In the early days of psychical research, evidence for psi
was gleaned from large effects and clear-cut demonstrations: proof was tantamount to
observing a psychic phenomenon in the raw, as it were. Nowadays, the exploration of psi is
based on a much subtler form of evidence: statistical inference. Psi is inferred from a
multiplicity of experimental trials when the average success rate deviates significantly
from chance baseline. (Actually Sir Francis Bacon sensed this way back in the 17th
century!)
Suppose we toss a perfectly balanced coin 100 times. It is intuitively obvious that the
most probable end result is 50 heads (or tails). This is the chance baseline rate -- the
outcome which, on the average, is most likely. Obviously, over the course of many sets of
coin-tosses, the actual results will fluctuate quite a bit. Outcomes of 52, 47 or 55 are
hardly unusual. On the other hand, results which deviate greatly from the expected average
- say, 65 or 30 - while possible, are improbable. The more improbable the result, the more
we are justified in considering it as evidence of psi rather than mere chance (assuming,
once again, that we verified that this is a "good" coin, with no flaws). The
research approach here is the same whether we are using coins, dice, cards, or other
random systems with a fixed set of possibilities: we ask a person to try for a particular
outcome, and compare the results with what would be expected by chance alone.

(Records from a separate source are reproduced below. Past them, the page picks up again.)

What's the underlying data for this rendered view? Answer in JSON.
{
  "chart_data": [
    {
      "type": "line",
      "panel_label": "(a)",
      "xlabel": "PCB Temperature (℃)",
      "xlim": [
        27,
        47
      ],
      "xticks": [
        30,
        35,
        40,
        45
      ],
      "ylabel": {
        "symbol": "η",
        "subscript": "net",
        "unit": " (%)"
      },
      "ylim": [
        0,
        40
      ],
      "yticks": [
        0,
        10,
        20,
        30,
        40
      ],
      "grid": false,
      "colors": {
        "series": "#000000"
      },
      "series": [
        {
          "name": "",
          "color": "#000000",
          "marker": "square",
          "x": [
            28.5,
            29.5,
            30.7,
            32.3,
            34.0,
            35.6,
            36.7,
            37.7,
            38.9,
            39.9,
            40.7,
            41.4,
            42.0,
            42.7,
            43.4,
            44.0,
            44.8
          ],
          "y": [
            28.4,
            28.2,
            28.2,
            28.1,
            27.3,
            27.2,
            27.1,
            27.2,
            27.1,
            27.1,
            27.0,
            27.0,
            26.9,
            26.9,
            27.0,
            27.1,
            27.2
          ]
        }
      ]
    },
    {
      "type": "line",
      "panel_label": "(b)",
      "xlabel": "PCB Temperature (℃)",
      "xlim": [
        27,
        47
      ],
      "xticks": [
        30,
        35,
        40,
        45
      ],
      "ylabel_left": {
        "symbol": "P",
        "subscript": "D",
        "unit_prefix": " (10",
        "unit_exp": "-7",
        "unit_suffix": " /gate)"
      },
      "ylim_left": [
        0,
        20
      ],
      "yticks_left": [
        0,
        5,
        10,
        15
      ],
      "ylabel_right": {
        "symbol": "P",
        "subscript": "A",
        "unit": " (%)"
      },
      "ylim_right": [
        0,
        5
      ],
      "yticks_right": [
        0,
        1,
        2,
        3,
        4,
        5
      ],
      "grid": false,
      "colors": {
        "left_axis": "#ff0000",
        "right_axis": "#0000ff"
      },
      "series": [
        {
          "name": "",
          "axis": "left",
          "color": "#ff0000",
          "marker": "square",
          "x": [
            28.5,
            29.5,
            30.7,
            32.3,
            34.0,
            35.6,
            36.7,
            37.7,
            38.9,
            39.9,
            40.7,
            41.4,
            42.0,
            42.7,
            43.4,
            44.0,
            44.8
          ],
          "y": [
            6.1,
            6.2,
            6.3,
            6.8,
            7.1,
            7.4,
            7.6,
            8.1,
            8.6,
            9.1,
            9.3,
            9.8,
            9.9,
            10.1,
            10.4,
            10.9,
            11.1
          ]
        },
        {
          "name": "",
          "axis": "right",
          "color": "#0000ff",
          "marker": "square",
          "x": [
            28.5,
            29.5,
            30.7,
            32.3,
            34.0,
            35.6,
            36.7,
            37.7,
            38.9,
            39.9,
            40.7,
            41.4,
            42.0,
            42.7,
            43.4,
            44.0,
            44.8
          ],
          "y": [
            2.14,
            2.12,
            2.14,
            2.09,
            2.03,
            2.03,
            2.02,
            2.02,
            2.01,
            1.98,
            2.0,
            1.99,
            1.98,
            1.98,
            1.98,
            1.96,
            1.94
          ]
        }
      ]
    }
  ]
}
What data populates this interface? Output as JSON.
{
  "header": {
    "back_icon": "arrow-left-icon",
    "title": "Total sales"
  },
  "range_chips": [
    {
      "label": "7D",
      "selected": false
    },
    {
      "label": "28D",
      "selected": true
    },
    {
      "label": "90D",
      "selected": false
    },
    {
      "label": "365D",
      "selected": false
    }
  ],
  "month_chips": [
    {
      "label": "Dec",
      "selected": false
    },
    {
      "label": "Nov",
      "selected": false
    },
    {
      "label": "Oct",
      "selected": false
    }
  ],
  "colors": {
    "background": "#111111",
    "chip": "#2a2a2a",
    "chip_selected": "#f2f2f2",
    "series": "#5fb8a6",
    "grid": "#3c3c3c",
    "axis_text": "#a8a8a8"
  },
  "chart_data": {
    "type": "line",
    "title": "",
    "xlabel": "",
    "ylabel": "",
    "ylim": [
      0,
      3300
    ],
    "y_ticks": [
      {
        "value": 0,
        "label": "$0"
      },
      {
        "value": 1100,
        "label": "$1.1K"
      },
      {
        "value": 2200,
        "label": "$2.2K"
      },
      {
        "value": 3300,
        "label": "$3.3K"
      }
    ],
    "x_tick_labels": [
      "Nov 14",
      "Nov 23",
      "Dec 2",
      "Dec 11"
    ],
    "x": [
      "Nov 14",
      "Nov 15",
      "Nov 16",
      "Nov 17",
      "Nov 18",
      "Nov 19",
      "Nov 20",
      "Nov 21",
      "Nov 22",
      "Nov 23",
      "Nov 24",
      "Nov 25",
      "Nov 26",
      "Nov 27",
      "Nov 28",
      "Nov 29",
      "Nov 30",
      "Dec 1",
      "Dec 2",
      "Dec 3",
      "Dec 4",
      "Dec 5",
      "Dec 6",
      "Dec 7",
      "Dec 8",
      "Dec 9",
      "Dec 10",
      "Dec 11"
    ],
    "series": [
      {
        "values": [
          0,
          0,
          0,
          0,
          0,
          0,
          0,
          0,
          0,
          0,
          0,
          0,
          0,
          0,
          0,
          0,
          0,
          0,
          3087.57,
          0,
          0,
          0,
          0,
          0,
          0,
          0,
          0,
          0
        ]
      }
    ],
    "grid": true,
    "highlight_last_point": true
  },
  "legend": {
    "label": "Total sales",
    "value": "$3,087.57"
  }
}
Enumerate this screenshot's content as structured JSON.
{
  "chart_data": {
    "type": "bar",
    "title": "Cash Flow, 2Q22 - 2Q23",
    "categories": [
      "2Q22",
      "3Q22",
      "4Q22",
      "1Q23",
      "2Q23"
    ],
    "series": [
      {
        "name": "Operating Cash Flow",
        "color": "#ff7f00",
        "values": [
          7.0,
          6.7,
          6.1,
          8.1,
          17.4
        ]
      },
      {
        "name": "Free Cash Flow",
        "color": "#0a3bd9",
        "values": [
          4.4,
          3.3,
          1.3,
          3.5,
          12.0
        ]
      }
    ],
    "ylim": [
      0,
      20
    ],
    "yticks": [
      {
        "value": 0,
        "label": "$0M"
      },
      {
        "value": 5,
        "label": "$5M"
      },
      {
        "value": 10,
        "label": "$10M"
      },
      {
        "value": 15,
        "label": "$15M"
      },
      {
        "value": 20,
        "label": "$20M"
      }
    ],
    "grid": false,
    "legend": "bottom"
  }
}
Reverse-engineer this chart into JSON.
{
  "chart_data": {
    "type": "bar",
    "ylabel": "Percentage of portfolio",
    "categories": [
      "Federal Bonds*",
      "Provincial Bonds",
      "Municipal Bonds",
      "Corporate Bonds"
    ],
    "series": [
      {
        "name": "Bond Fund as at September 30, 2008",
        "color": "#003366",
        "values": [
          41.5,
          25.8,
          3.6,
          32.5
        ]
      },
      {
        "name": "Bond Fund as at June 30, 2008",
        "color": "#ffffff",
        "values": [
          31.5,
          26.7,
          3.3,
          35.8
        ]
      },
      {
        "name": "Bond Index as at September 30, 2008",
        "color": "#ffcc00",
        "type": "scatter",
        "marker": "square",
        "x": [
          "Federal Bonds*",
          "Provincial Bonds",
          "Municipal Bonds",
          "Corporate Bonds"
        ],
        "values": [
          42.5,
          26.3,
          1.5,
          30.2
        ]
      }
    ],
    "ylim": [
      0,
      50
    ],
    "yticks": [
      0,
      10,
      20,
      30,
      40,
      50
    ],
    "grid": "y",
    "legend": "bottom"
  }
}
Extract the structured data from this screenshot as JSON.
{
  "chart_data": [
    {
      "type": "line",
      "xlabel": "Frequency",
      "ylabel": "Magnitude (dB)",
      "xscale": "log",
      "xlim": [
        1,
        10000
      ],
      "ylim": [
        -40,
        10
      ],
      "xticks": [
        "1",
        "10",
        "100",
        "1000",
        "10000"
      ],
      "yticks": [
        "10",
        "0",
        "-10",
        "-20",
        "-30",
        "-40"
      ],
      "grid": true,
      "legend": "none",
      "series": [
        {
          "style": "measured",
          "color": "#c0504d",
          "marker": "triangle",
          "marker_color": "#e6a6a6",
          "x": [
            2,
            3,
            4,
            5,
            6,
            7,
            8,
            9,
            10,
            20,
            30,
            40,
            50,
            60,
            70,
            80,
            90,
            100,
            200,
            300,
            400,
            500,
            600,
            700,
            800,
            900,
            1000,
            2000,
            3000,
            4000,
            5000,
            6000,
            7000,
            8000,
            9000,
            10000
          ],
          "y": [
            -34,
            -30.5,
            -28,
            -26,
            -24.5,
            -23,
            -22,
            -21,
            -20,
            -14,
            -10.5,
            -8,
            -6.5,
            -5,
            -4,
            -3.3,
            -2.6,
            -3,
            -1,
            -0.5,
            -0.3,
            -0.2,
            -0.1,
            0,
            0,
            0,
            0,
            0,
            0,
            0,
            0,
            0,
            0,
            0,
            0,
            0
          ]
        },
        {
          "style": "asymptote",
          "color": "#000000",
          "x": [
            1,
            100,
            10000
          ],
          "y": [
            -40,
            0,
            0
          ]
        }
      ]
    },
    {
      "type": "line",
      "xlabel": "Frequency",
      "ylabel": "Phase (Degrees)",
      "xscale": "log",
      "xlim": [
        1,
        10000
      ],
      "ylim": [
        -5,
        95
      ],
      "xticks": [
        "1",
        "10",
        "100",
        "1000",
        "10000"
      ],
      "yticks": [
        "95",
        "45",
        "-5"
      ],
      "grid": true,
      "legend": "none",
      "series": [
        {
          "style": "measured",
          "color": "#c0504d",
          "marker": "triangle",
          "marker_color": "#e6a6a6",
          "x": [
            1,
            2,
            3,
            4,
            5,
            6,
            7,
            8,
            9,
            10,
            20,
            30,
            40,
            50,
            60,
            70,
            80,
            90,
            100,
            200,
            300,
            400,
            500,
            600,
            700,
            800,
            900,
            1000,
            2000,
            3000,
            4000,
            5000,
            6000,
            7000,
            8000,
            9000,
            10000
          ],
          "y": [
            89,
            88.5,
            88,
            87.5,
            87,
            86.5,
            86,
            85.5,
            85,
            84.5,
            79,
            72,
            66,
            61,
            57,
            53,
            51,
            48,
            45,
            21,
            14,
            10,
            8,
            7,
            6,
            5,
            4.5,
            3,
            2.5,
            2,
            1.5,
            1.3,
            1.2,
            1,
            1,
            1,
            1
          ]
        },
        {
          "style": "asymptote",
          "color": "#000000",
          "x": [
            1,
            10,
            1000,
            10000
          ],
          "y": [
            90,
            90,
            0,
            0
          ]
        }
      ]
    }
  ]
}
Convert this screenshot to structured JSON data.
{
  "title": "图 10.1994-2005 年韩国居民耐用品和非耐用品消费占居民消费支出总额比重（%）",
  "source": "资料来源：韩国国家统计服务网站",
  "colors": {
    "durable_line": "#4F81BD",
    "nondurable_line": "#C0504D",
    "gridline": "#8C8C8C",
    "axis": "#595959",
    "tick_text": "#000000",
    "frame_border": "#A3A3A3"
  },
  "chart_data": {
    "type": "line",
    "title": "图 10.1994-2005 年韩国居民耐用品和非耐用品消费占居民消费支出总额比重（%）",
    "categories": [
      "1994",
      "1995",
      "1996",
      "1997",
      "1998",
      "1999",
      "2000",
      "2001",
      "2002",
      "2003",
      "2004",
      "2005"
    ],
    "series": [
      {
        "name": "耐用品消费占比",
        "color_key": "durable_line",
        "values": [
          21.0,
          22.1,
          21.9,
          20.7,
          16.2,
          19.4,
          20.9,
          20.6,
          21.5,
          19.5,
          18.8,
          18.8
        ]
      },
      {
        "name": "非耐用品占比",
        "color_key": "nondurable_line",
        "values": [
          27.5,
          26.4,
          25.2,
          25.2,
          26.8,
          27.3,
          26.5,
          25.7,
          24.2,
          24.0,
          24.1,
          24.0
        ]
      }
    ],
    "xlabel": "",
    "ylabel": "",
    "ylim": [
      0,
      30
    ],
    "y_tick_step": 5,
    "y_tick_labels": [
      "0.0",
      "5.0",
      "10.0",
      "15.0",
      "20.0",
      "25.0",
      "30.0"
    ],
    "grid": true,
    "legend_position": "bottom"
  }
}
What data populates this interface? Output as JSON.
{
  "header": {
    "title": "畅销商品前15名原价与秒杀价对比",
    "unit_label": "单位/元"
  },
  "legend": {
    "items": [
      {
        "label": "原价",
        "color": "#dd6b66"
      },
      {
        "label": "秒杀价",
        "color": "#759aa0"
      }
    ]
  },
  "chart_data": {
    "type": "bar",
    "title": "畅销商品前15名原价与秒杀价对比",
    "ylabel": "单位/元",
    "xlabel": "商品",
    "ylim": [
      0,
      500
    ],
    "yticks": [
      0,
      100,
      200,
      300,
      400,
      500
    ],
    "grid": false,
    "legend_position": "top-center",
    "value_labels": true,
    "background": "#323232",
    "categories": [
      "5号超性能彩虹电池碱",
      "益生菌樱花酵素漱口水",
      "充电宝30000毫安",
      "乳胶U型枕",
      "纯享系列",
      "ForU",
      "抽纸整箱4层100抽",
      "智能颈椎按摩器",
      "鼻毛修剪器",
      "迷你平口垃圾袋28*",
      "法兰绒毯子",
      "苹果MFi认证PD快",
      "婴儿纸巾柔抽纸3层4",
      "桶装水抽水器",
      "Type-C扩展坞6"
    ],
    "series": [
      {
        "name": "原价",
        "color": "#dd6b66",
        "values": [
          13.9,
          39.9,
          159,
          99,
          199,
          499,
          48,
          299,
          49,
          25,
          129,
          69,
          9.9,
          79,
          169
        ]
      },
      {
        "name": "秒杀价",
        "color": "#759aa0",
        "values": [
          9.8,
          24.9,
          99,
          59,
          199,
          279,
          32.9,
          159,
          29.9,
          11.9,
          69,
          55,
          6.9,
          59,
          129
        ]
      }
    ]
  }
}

Statistical analysis of random events, whatever the field of scientific study, is based on
the "normal" curve. Its form is the famous bell-shape which represents the
distribution expected for a large sampling of random events. A basic concept here is the
"standard deviation" ( sigma or sd ), which is a standardized measure of the
distance between a given result and the expected average (chance baseline). In principle,
the majority of random events - 64% - fall within 1 sd of the expected mean; 95% of random
events should fall within 2 sd. |